The paper presents results of a study on the motion of bubbles rising in upward shear liquid flow in the vicinity of a vertical wall. Bubbles were found to slide along the wall, when their diameter is small. Bubbles could also experience multiple collisions with the wall at certain experimental parameters (geometry of a channel, range of superficial liquid velocity, bubble size, etc). The latter was theoretically predicted by solving the equation of the bubble motion for the lateral direction in the boundary layer of the channel. For this, the available in the literature constitutive models for the interfacial forces acting on a bubble in the vicinity of the wall were used. A simplified 1D model predicting bubble lateral displacement near the wall and taking into account the balance of drag and non-drag forces acting on a bubble was proposed.
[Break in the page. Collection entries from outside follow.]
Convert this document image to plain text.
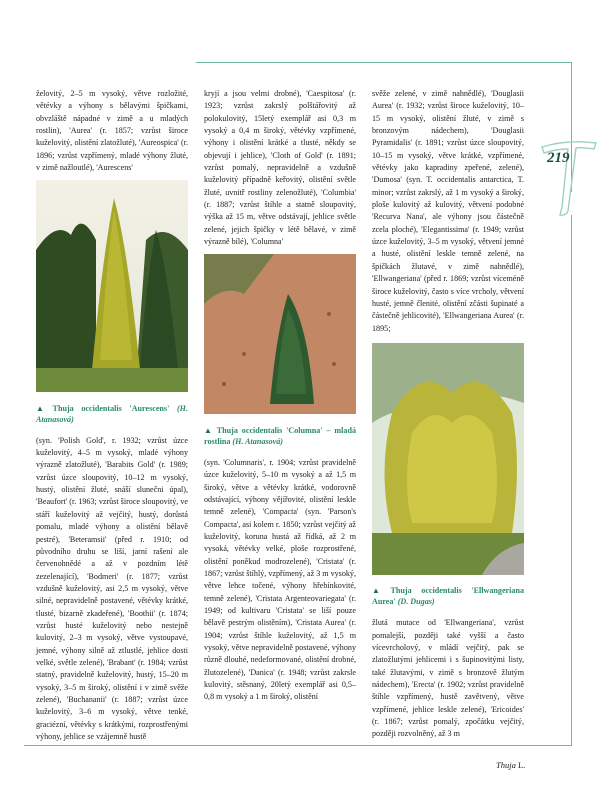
219

želovitý, 2–5 m vysoký, větve rozložité, větévky a výhony s bělavými špičkami, obvzláště nápadné v zimě a u mladých rostlin), 'Aurea' (r. 1857; vzrůst široce kuželovitý, olistění zlatožluté), 'Aureospica' (r. 1896; vzrůst vzpřímený, mladé výhony žluté, v zimě nažloutlé), 'Aurescens'

▲ Thuja occidentalis 'Aurescens' (H. Atanasová)

(syn. 'Polish Gold', r. 1932; vzrůst úzce kuželovitý, 4–5 m vysoký, mladé výhony výrazně zlatožluté), 'Barabits Gold' (r. 1989; vzrůst úzce sloupovitý, 10–12 m vysoký, hustý, olistění žluté, snáší slunečni úpal), 'Beaufort' (r. 1963; vzrůst široce sloupovitý, ve stáří kuželovitý až vejčitý, hustý, dorůstá pomalu, mladé výhony a olistění bělavě pestré), 'Beteramsii' (před r. 1910; od původního druhu se liší, jarní rašení ale červenohnědé a až v pozdním létě zezelenající), 'Bodmeri' (r. 1877; vzrůst vzdušně kuželovitý, asi 2,5 m vysoký, větve silné, nepravidelně postavené, větévky krátké, tlusté, bizarně zkadeřené), 'Boothii' (r. 1874; vzrůst husté kuželovitý nebo nestejně kulovitý, 2–3 m vysoký, větve vystoupavé, jemné, výhony silně až ztlustlé, jehlice dosti velké, světle zelené), 'Brabant' (r. 1984; vzrůst statný, pravidelně kuželovitý, hustý, 15–20 m vysoký, 3–5 m široký, olistění i v zimě svěže zelené), 'Buchananii' (r. 1887; vzrůst úzce kuželovitý, 3–6 m vysoký, větve tenké, graciézní, větévky s krátkými, rozprostřenými výhony, jehlice se vzájemně hustě

kryjí a jsou velmi drobné), 'Caespitosa' (r. 1923; vzrůst zakrslý polštářovitý až polokulovitý, 15letý exemplář asi 0,3 m vysoký a 0,4 m široký, větévky vzpřímené, výhony i olistění krátké a tlusté, někdy se objevují i jehlice), 'Cloth of Gold' (r. 1891; vzrůst pomalý, nepravidelně a vzdušně kuželovitý případně keřovitý, olistění světle žluté, uvnitř rostliny zelenožluté), 'Columbia' (r. 1887; vzrůst štíhle a statně sloupovitý, výška až 15 m, větve odstávají, jehlice světle zelené, jejich špičky v létě bělavé, v zimě výrazně bílé), 'Columna'

▲ Thuja occidentalis 'Columna' – mladá rostlina (H. Atanasová)

(syn. 'Columnaris', r. 1904; vzrůst pravidelně úzce kuželovitý, 5–10 m vysoký a až 1,5 m široký, větve a větévky krátké, vodorovně odstávající, výhony vějířovité, olistění leskle temně zelené), 'Compacta' (syn. 'Parson's Compacta', asi kolem r. 1850; vzrůst vejčitý až kuželovitý, koruna hustá až řídká, až 2 m vysoká, větévky velké, ploše rozprostřené, olistění poněkud modrozelené), 'Cristata' (r. 1867; vzrůst štíhlý, vzpřímený, až 3 m vysoký, větve lehce točené, výhony hřebínkovité, temně zelené), 'Cristata Argenteovariegata' (r. 1949; od kultivaru 'Cristata' se liší pouze bělavě pestrým olistěním), 'Cristata Aurea' (r. 1904; vzrůst štíhle kuželovitý, až 1,5 m vysoký, větve nepravidelně postavené, výhony různě dlouhé, nedeformované, olistění drobné, žlutozelené), 'Danica' (r. 1948; vzrůst zakrsle kulovitý, stěsnaný, 20letý exemplář asi 0,5–0,8 m vysoký a 1 m široký, olistění

svěže zelené, v zimě nahnědlé), 'Douglasii Aurea' (r. 1932; vzrůst široce kuželovitý, 10–15 m vysoký, olistění žluté, v zimě s bronzovým nádechem), 'Douglasii Pyramidalis' (r. 1891; vzrůst úzce sloupovitý, 10–15 m vysoký, větve krátké, vzpřímené, větévky jako kapradiny zpeřené, zelené), 'Dumosa' (syn. T. occidentalis antarctica, T. minor; vzrůst zakrslý, až 1 m vysoký a široký, ploše kulovitý až kulovitý, větvení podobné 'Recurva Nana', ale výhony jsou částečně zcela ploché), 'Elegantissima' (r. 1949; vzrůst úzce kuželovitý, 3–5 m vysoký, větvení jemné a husté, olistění leskle temně zelené, na špičkách žlutavé, v zimě nahnědlé), 'Ellwangeriana' (před r. 1869; vzrůst víceméně široce kuželovitý, často s více vrcholy, větvení husté, jemně členité, olistění zčásti šupinaté a částečně jehlicovité), 'Ellwangeriana Aurea' (r. 1895;

▲ Thuja occidentalis 'Ellwangeriana Aurea' (D. Dugas)

žlutá mutace od 'Ellwangeriana', vzrůst pomalejší, později také vyšší a často vícevrcholový, v mládí vejčitý, pak se zlatožlutými jehlicemi i s šupinovitými listy, také žlutavými, v zimě s bronzově žlutým nádechem), 'Erecta' (r. 1902; vzrůst pravidelně štíhle vzpřímený, hustě zavětvený, větve vzpřímené, jehlice leskle zelené), 'Ericoides' (r. 1867; vzrůst pomalý, zpočátku vejčitý, později rozvolněný, až 3 m

Thuja L.
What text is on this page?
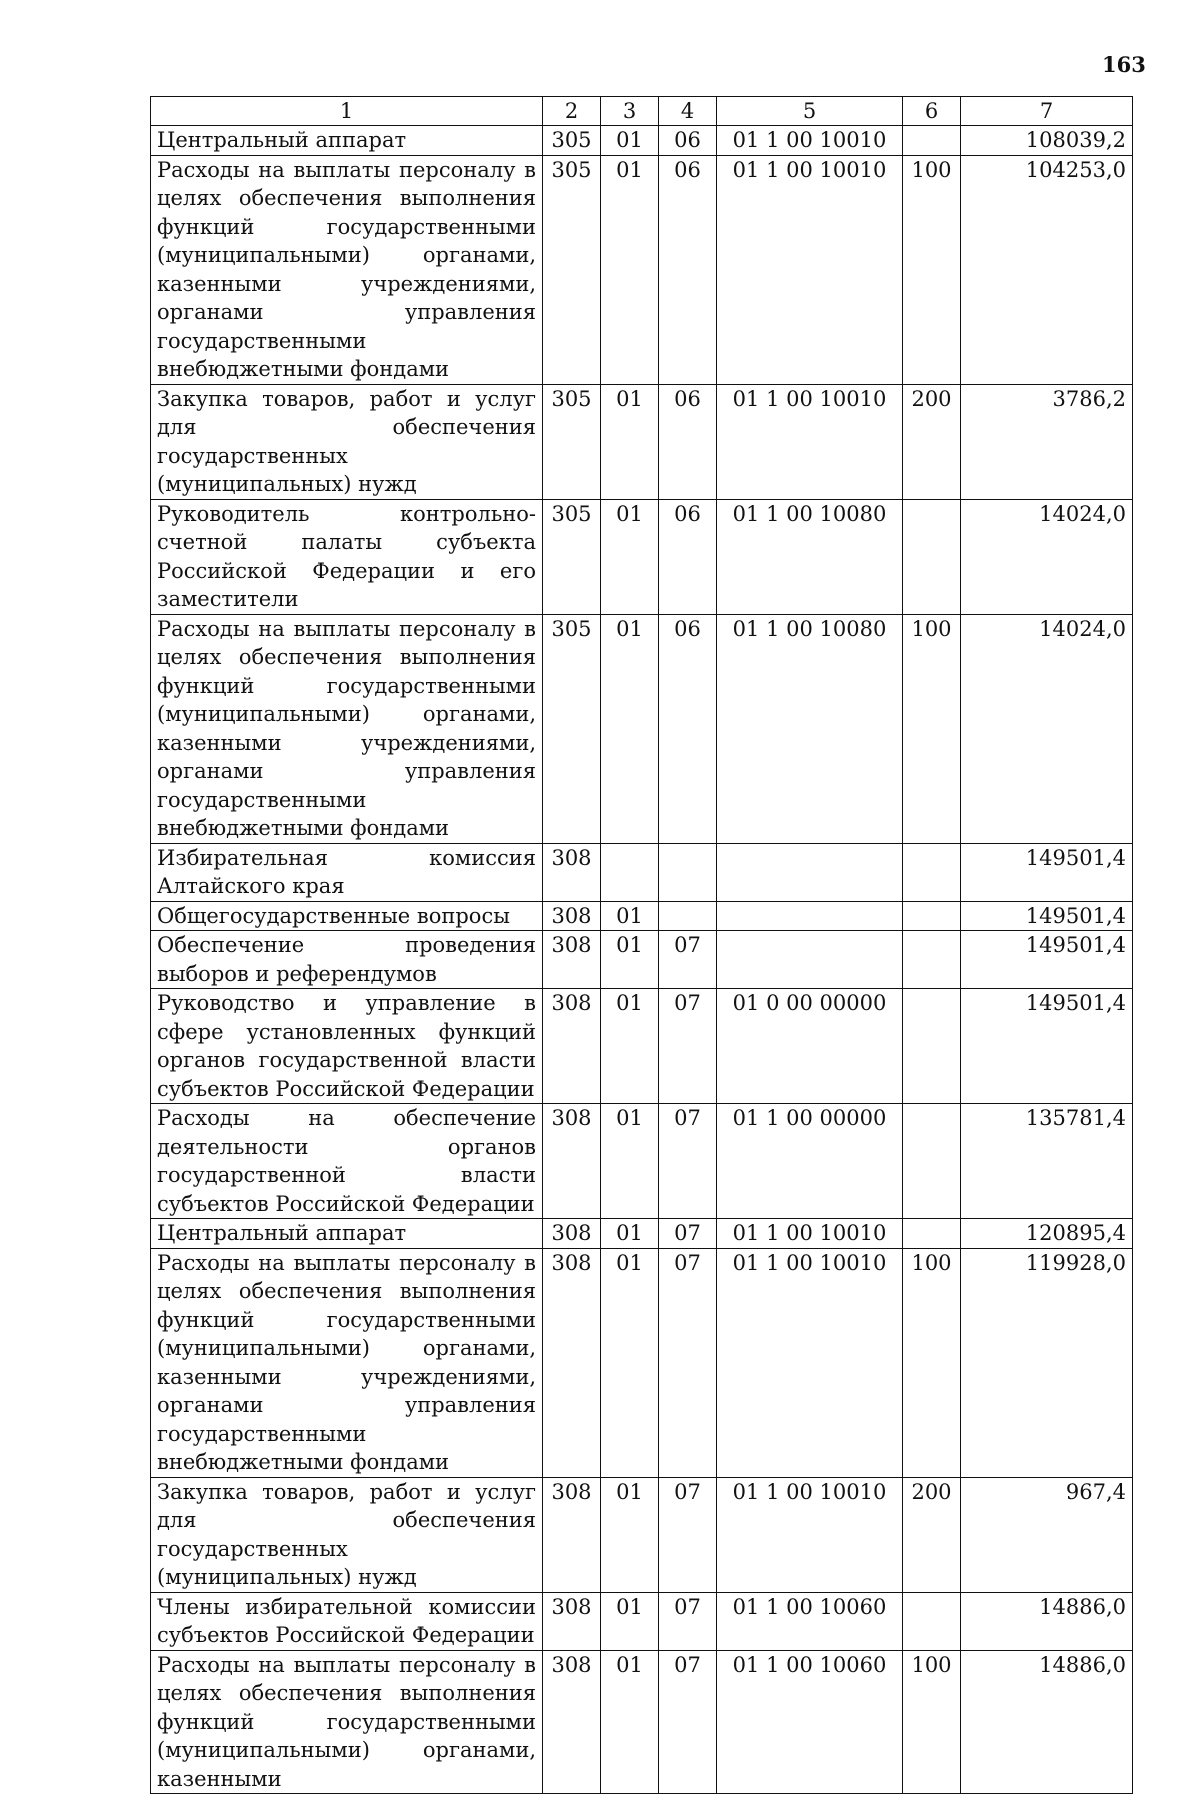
163
1	2	3	4	5	6	7
Центральный аппарат	305	01	06	01 1 00 10010		108039,2
Расходы на выплаты персоналу в целях обеспечения выполнения функций государственными (муниципальными) органами, казенными учреждениями, органами управления государственными внебюджетными фондами	305	01	06	01 1 00 10010	100	104253,0
Закупка товаров, работ и услуг для обеспечения государственных (муниципальных) нужд	305	01	06	01 1 00 10010	200	3786,2
Руководитель контрольно-счетной палаты субъекта Российской Федерации и его заместители	305	01	06	01 1 00 10080		14024,0
Расходы на выплаты персоналу в целях обеспечения выполнения функций государственными (муниципальными) органами, казенными учреждениями, органами управления государственными внебюджетными фондами	305	01	06	01 1 00 10080	100	14024,0
Избирательная комиссия Алтайского края	308					149501,4
Общегосударственные вопросы	308	01				149501,4
Обеспечение проведения выборов и референдумов	308	01	07			149501,4
Руководство и управление в сфере установленных функций органов государственной власти субъектов Российской Федерации	308	01	07	01 0 00 00000		149501,4
Расходы на обеспечение деятельности органов государственной власти субъектов Российской Федерации	308	01	07	01 1 00 00000		135781,4
Центральный аппарат	308	01	07	01 1 00 10010		120895,4
Расходы на выплаты персоналу в целях обеспечения выполнения функций государственными (муниципальными) органами, казенными учреждениями, органами управления государственными внебюджетными фондами	308	01	07	01 1 00 10010	100	119928,0
Закупка товаров, работ и услуг для обеспечения государственных (муниципальных) нужд	308	01	07	01 1 00 10010	200	967,4
Члены избирательной комиссии субъектов Российской Федерации	308	01	07	01 1 00 10060		14886,0
Расходы на выплаты персоналу в целях обеспечения выполнения функций государственными (муниципальными) органами, казенными	308	01	07	01 1 00 10060	100	14886,0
The numerical results were verified against the experimental ones obtained by non-intrusive high-speed video observations and subsequent image processing.
The experiments on the bubble motion were conducted in a vertical acrylic duct having a square cross-section of 25 cm2 and a height of approximately 1.3 m. Desalinated water and air both taken at the room temperature were used in the experiments. All measurements on the bubble motion were performed at channel heights between 0.8 and 1 m above the gas injection point.